Une décision radicale face aux impayés
Dans un communiqué officiel, le SYNPHARGA a annoncé cette suspension, soulignant les retards de paiement persistants malgré les avertissements préalables. Ces dettes, qui étouffent financièrement les pharmacies, ont conduit le syndicat à exiger des paiements mensuels pour éviter de nouvelles tensions.
« Nous payons cash les médicaments que nous délivrons, mais la CNAMGS ne règle qu’un tiers des factures », a confié un pharmacien.
Dysfonctionnements et abus signalés
Outre les impayés, les pharmaciens pointent du doigt une gestion inefficace de la CNAMGS. Les failles incluent un manque d’informatisation et des pratiques frauduleuses, comme des patients obtenant des quantités excessives de médicaments pour revente. Ces abus, parfois facilités par des professionnels de santé, accentuent la crise.

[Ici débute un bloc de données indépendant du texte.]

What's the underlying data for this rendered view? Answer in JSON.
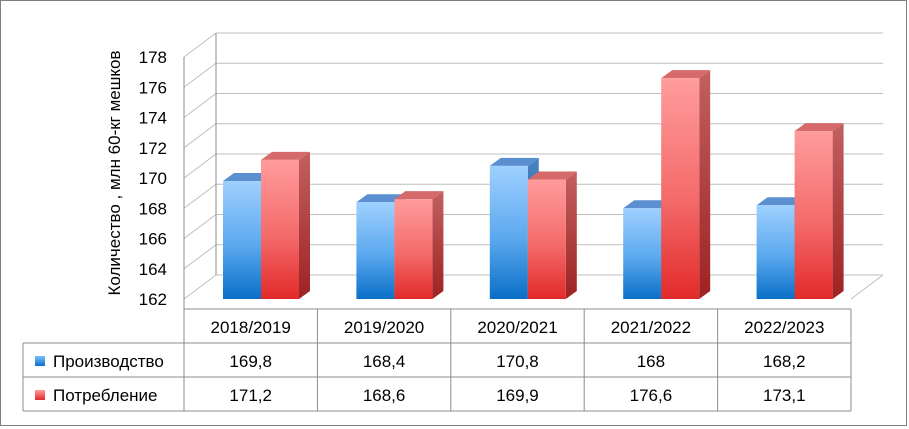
{
  "chart_data": {
    "type": "bar",
    "categories": [
      "2018/2019",
      "2019/2020",
      "2020/2021",
      "2021/2022",
      "2022/2023"
    ],
    "ylabel": "Количество , млн 60-кг мешков",
    "ylim": [
      162,
      178
    ],
    "y_ticks": [
      162,
      164,
      166,
      168,
      170,
      172,
      174,
      176,
      178
    ],
    "grid": true,
    "legend": "data-table-left",
    "series": [
      {
        "name": "Производство",
        "values": [
          169.8,
          168.4,
          170.8,
          168,
          168.2
        ],
        "labels": [
          "169,8",
          "168,4",
          "170,8",
          "168",
          "168,2"
        ],
        "color": "#4a9fe8"
      },
      {
        "name": "Потребление",
        "values": [
          171.2,
          168.6,
          169.9,
          176.6,
          173.1
        ],
        "labels": [
          "171,2",
          "168,6",
          "169,9",
          "176,6",
          "173,1"
        ],
        "color": "#f05a5a"
      }
    ]
  }
}
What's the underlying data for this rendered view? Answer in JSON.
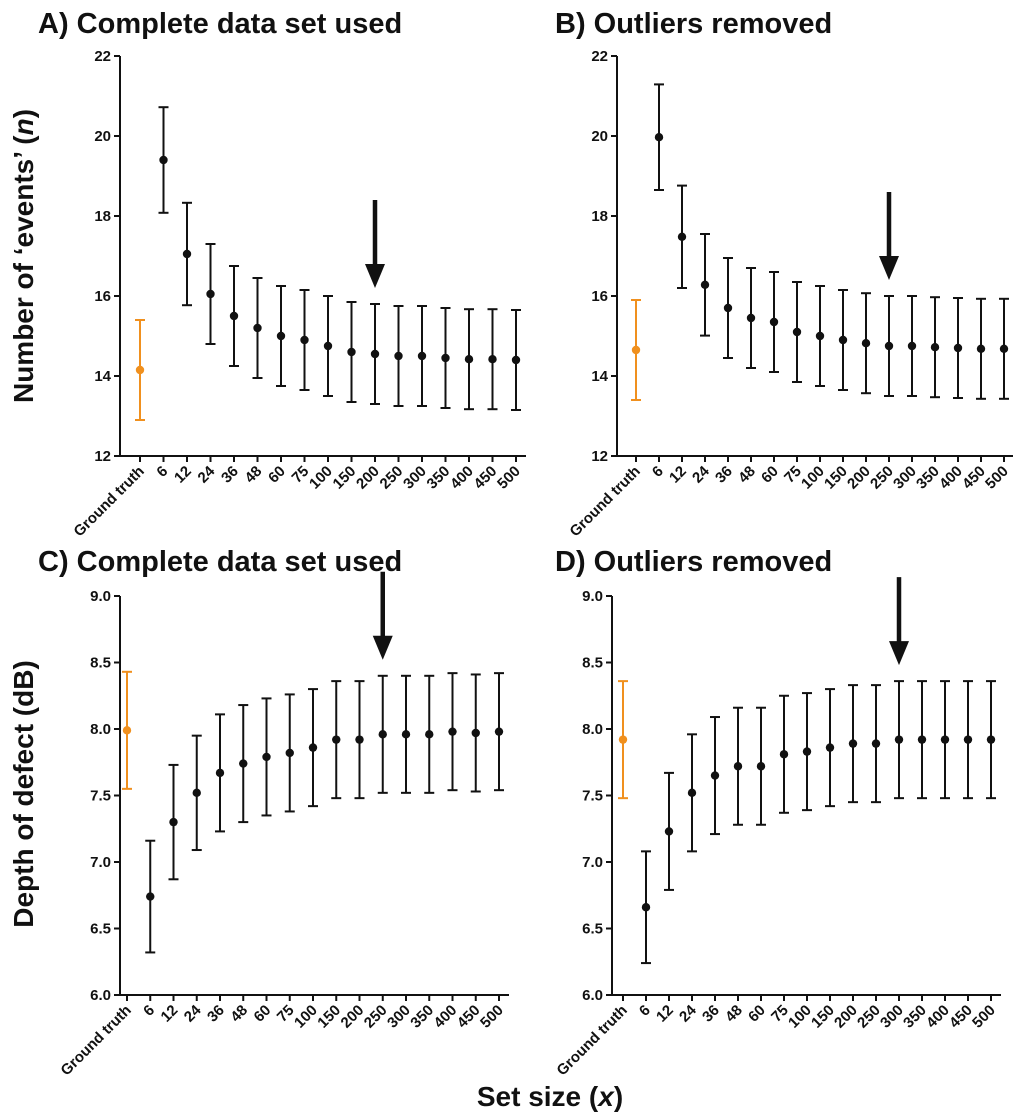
{
  "xlabel_text": "Set size (",
  "xlabel_var": "x",
  "xlabel_close": ")",
  "colors": {
    "ground_truth": "#f0901e",
    "data": "#111111"
  },
  "chart_data": [
    {
      "type": "scatter",
      "title": "A) Complete data set used",
      "ylabel_text": "Number of ‘events’ (",
      "ylabel_var": "n",
      "ylabel_close": ")",
      "categories": [
        "Ground truth",
        "6",
        "12",
        "24",
        "36",
        "48",
        "60",
        "75",
        "100",
        "150",
        "200",
        "250",
        "300",
        "350",
        "400",
        "450",
        "500"
      ],
      "y": [
        14.15,
        19.4,
        17.05,
        16.05,
        15.5,
        15.2,
        15.0,
        14.9,
        14.75,
        14.6,
        14.55,
        14.5,
        14.5,
        14.45,
        14.42,
        14.42,
        14.4
      ],
      "err": [
        1.25,
        1.32,
        1.28,
        1.25,
        1.25,
        1.25,
        1.25,
        1.25,
        1.25,
        1.25,
        1.25,
        1.25,
        1.25,
        1.25,
        1.25,
        1.25,
        1.25
      ],
      "ylim": [
        12,
        22
      ],
      "yticks": [
        "12",
        "14",
        "16",
        "18",
        "20",
        "22"
      ],
      "arrow_at": "200"
    },
    {
      "type": "scatter",
      "title": "B) Outliers removed",
      "categories": [
        "Ground truth",
        "6",
        "12",
        "24",
        "36",
        "48",
        "60",
        "75",
        "100",
        "150",
        "200",
        "250",
        "300",
        "350",
        "400",
        "450",
        "500"
      ],
      "y": [
        14.65,
        19.97,
        17.48,
        16.28,
        15.7,
        15.45,
        15.35,
        15.1,
        15.0,
        14.9,
        14.82,
        14.75,
        14.75,
        14.72,
        14.7,
        14.68,
        14.68
      ],
      "err": [
        1.25,
        1.32,
        1.28,
        1.27,
        1.25,
        1.25,
        1.25,
        1.25,
        1.25,
        1.25,
        1.25,
        1.25,
        1.25,
        1.25,
        1.25,
        1.25,
        1.25
      ],
      "ylim": [
        12,
        22
      ],
      "yticks": [
        "12",
        "14",
        "16",
        "18",
        "20",
        "22"
      ],
      "arrow_at": "250"
    },
    {
      "type": "scatter",
      "title": "C) Complete data set used",
      "ylabel_text": "Depth of defect (dB)",
      "categories": [
        "Ground truth",
        "6",
        "12",
        "24",
        "36",
        "48",
        "60",
        "75",
        "100",
        "150",
        "200",
        "250",
        "300",
        "350",
        "400",
        "450",
        "500"
      ],
      "y": [
        7.99,
        6.74,
        7.3,
        7.52,
        7.67,
        7.74,
        7.79,
        7.82,
        7.86,
        7.92,
        7.92,
        7.96,
        7.96,
        7.96,
        7.98,
        7.97,
        7.98
      ],
      "err": [
        0.44,
        0.42,
        0.43,
        0.43,
        0.44,
        0.44,
        0.44,
        0.44,
        0.44,
        0.44,
        0.44,
        0.44,
        0.44,
        0.44,
        0.44,
        0.44,
        0.44
      ],
      "ylim": [
        6.0,
        9.0
      ],
      "yticks": [
        "6.0",
        "6.5",
        "7.0",
        "7.5",
        "8.0",
        "8.5",
        "9.0"
      ],
      "arrow_at": "250"
    },
    {
      "type": "scatter",
      "title": "D) Outliers removed",
      "categories": [
        "Ground truth",
        "6",
        "12",
        "24",
        "36",
        "48",
        "60",
        "75",
        "100",
        "150",
        "200",
        "250",
        "300",
        "350",
        "400",
        "450",
        "500"
      ],
      "y": [
        7.92,
        6.66,
        7.23,
        7.52,
        7.65,
        7.72,
        7.72,
        7.81,
        7.83,
        7.86,
        7.89,
        7.89,
        7.92,
        7.92,
        7.92,
        7.92,
        7.92
      ],
      "err": [
        0.44,
        0.42,
        0.44,
        0.44,
        0.44,
        0.44,
        0.44,
        0.44,
        0.44,
        0.44,
        0.44,
        0.44,
        0.44,
        0.44,
        0.44,
        0.44,
        0.44
      ],
      "ylim": [
        6.0,
        9.0
      ],
      "yticks": [
        "6.0",
        "6.5",
        "7.0",
        "7.5",
        "8.0",
        "8.5",
        "9.0"
      ],
      "arrow_at": "300"
    }
  ]
}
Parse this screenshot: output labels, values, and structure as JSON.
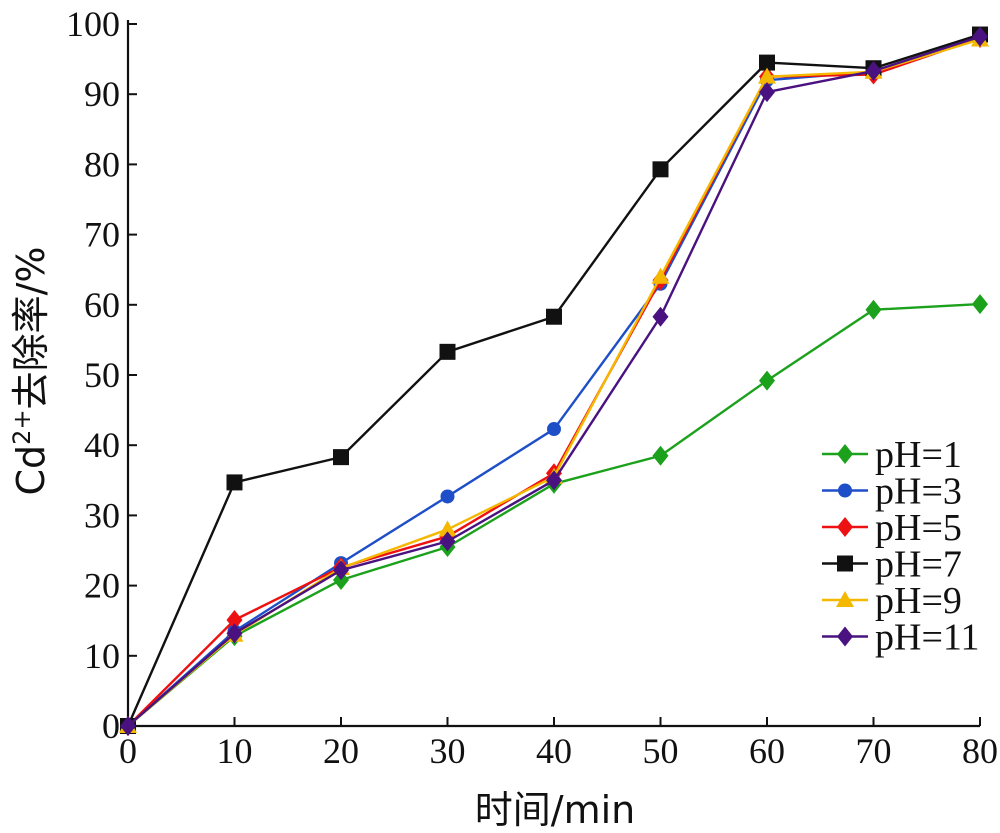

Un impact direct sur les populations vulnérables
Cette suspension affecte les retraités, étudiants et sans-emploi, dont les frais médicaux sont pris en charge à 95 % par la CNAMGS. Le SYNPHARGA appelle le président de la Transition, Brice Clotaire Oligui Nguema, à intervenir pour réformer en profondeur la gestion de la caisse, à l’image des mesures correctives entreprises à la SEEG.
Vers une issue ?
Sans une action rapide, les Gabonais économiquement faibles risquent de subir des conséquences graves. Les pharmaciens exhortent les autorités à rétablir un service durable et à éliminer les dysfonctionnements pour sauver la CNAMGS.